Pouillé, Vendée. La fourgonnette de Vincent Croteau est garée sur un parking quasi désert. Sur sa petite table pliante protégée par une toile cirée rouge à pois blancs, des bourriches d’huîtres bien fraîches. L’ardoise indique : « Creuses no 3, 6,60 € le kilo ». Chaque semaine, l’écailler fait la route depuis l’île de Ré – une cinquantaine de kilomètres – pour vendre ses fruits de mer aux habitants de Pouillé. Ce petit village sud-vendéen, discret et sans charme, est sorti de son anonymat au milieu de l’été lorsqu’un incident a fait les gros titres de la presse régionale. Dans la nuit du 9 août, des militants écologistes ont pénétré illégalement dans l’enceinte d’une réserve d’eau de substitution implantée à la sortie de la commune, au milieu des champs de tournesols, dans l’intention d’endommager l’ouvrage.

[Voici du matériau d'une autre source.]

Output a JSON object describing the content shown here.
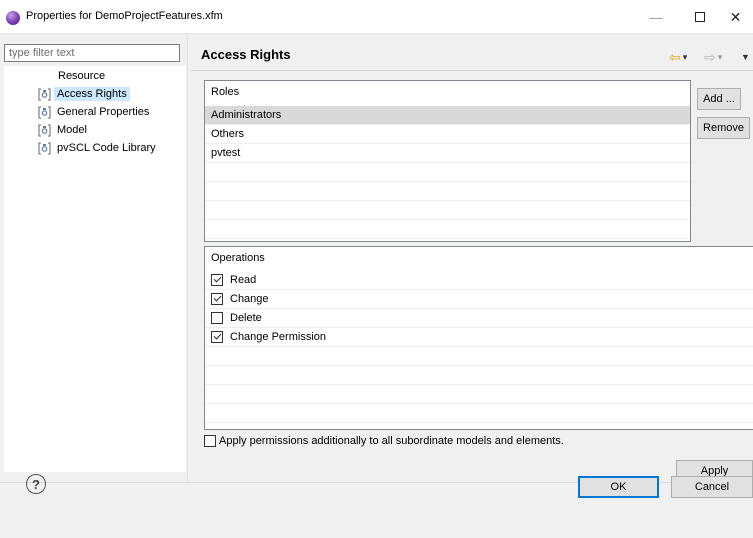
{
  "window": {
    "title": "Properties for DemoProjectFeatures.xfm",
    "minimize": "—",
    "close": "✕"
  },
  "filter": {
    "placeholder": "type filter text",
    "value": ""
  },
  "nav": {
    "items": [
      {
        "label": "Resource",
        "icon": "none"
      },
      {
        "label": "Access Rights",
        "icon": "property-page-icon",
        "selected": true
      },
      {
        "label": "General Properties",
        "icon": "property-page-icon"
      },
      {
        "label": "Model",
        "icon": "property-page-icon"
      },
      {
        "label": "pvSCL Code Library",
        "icon": "property-page-icon"
      }
    ]
  },
  "page": {
    "title": "Access Rights",
    "nav_back": "⇦",
    "nav_forward": "⇨",
    "dropdown": "▾",
    "menu": "▼"
  },
  "roles": {
    "title": "Roles",
    "items": [
      "Administrators",
      "Others",
      "pvtest"
    ],
    "selected_index": 0,
    "add_label": "Add ...",
    "remove_label": "Remove"
  },
  "operations": {
    "title": "Operations",
    "items": [
      {
        "label": "Read",
        "checked": true
      },
      {
        "label": "Change",
        "checked": true
      },
      {
        "label": "Delete",
        "checked": false
      },
      {
        "label": "Change Permission",
        "checked": true
      }
    ]
  },
  "apply_all": {
    "label": "Apply permissions additionally to all subordinate models and elements.",
    "checked": false
  },
  "buttons": {
    "apply": "Apply",
    "ok": "OK",
    "cancel": "Cancel",
    "help": "?"
  },
  "colors": {
    "selection_nav": "#cce8ff",
    "selection_row": "#d9d9d9",
    "default_button_border": "#0078d7",
    "nav_arrow": "#e8a317"
  }
}
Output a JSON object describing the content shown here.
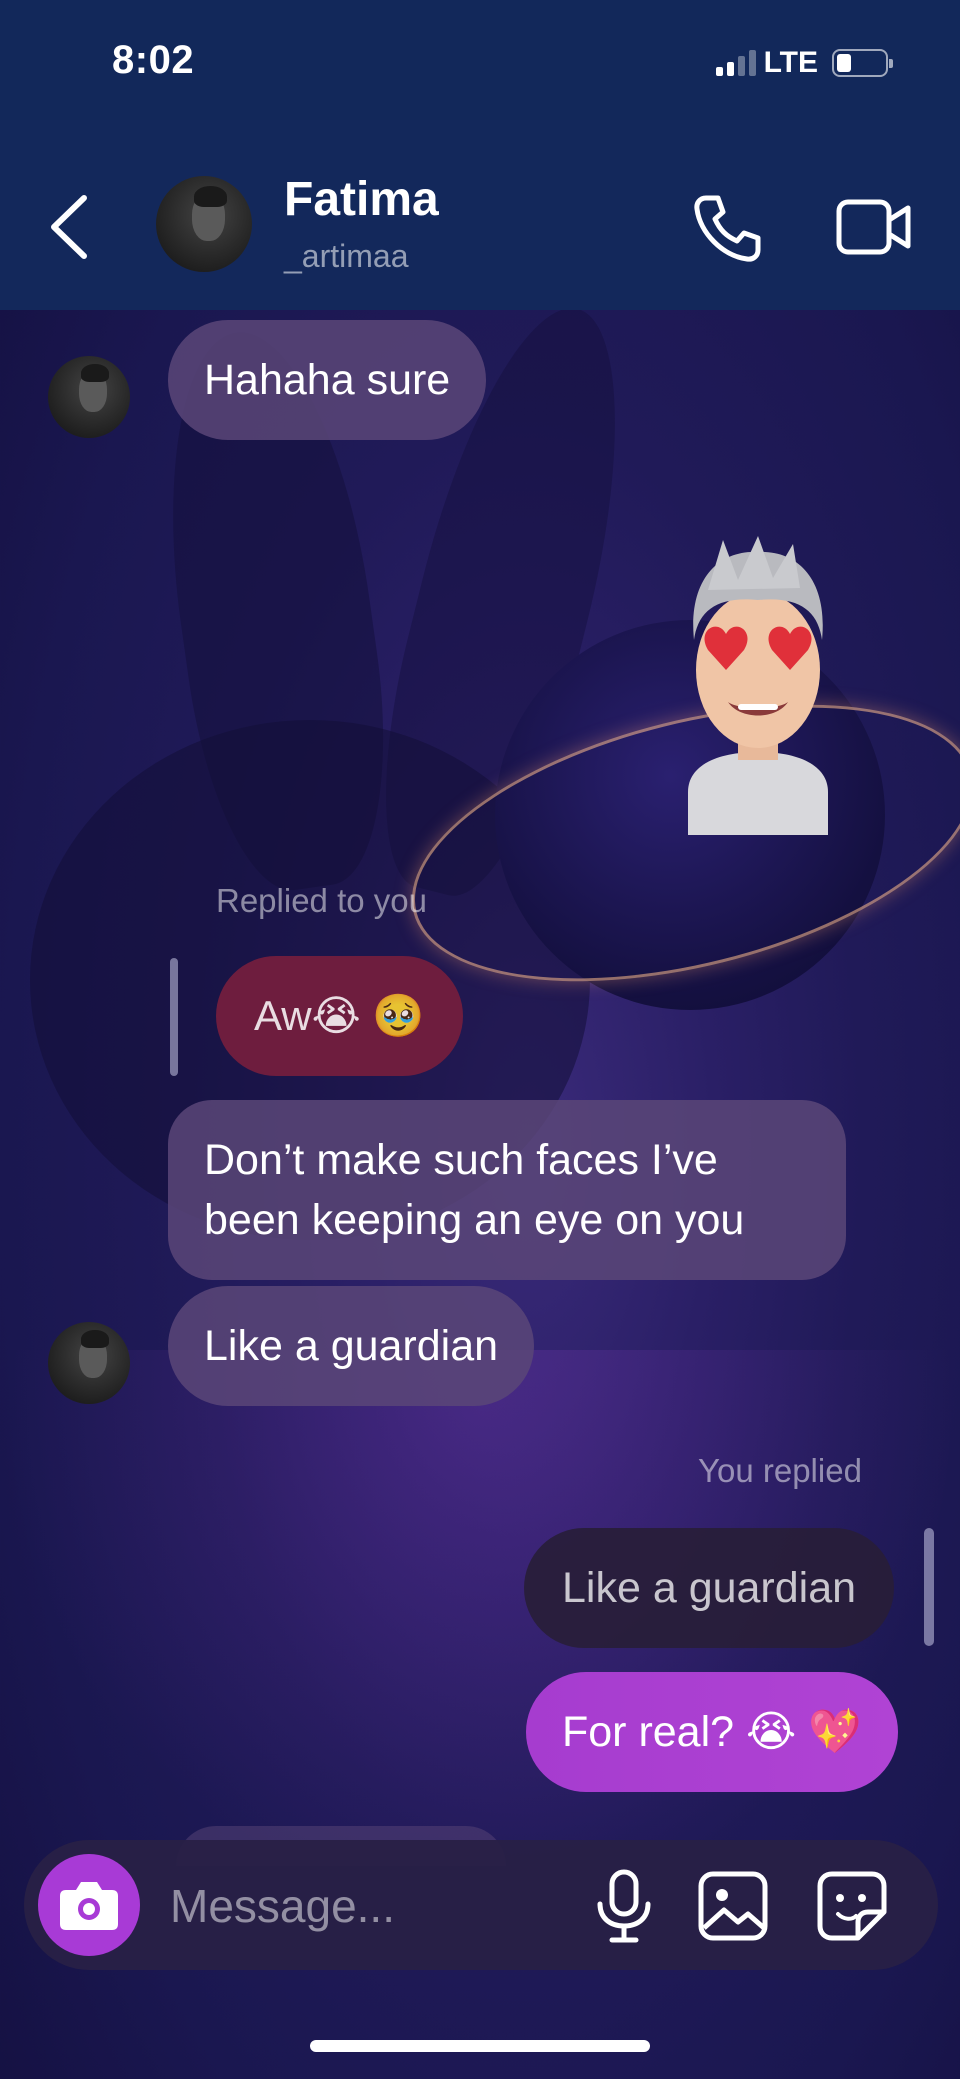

L’écailler, comme d’autres habitants du coin, condamne « ce saccage ridicule », évalué à près d’un million d’euros. Il partage pourtant l’inquiétude des militants à l’égard de ces « méga-bassines » qui s’incrustent les unes après les autres dans leur paysage. Le principe de ces gigantesques bassins de stockage d’eau – d’une capacité de 50 000 à plus de 800 000 mètres cubes, soit l’équivalent de 320 piscines olympiques – est simple : chaque hiver, ils sont remplis par le biais d’un système de pompage directement relié aux nappes phréatiques. Le stock constitué en prévision de l’été permet d’éviter de prélever de l’eau dans les nappes en période sèche. Ces ouvrages, s’ils apportent satisfaction, sont voués à se multiplier sur l’ensemble du territoire français.

 

Conflits d’usages

Présentées par leurs défenseurs comme une solution écologique pour faire face aux aléas du changement climatique, les réserves de substitution ne font pas l’unanimité. « Que certains accaparent cette eau quand on sait que les épisodes de sécheresse vont se multiplier, ça me fait mal », dit Vincent Croteau, tatoué d’un phare sur l’avant du cou. « Certains », ce sont les agriculteurs. Ils sont les seuls bénéficiaires de l’eau stockée dans ces méga-bassines. En échange d’une redevance – 20 centimes d’euros par mètre cube d’eau attribué –, trois cents exploitants ont la garantie de toujours pouvoir irriguer leurs terres. Même en période de sécheresse, les restrictions ne dépassent jamais pour eux les 50 %. Une sécurité intéressante pour l’agro-industrie. « Quand Bonduelle prévoit de faire un million de boîtes, il ne va pas passer un contrat avec un exploitant qui n’est pas sûr d’avoir de l’eau », argumente Fabrice Enon, du syndicat mixte Vendée Sèvre Autizes, l’organisme qui détient le réservoir de Pouillé et une vingtaine d’autres dans la région.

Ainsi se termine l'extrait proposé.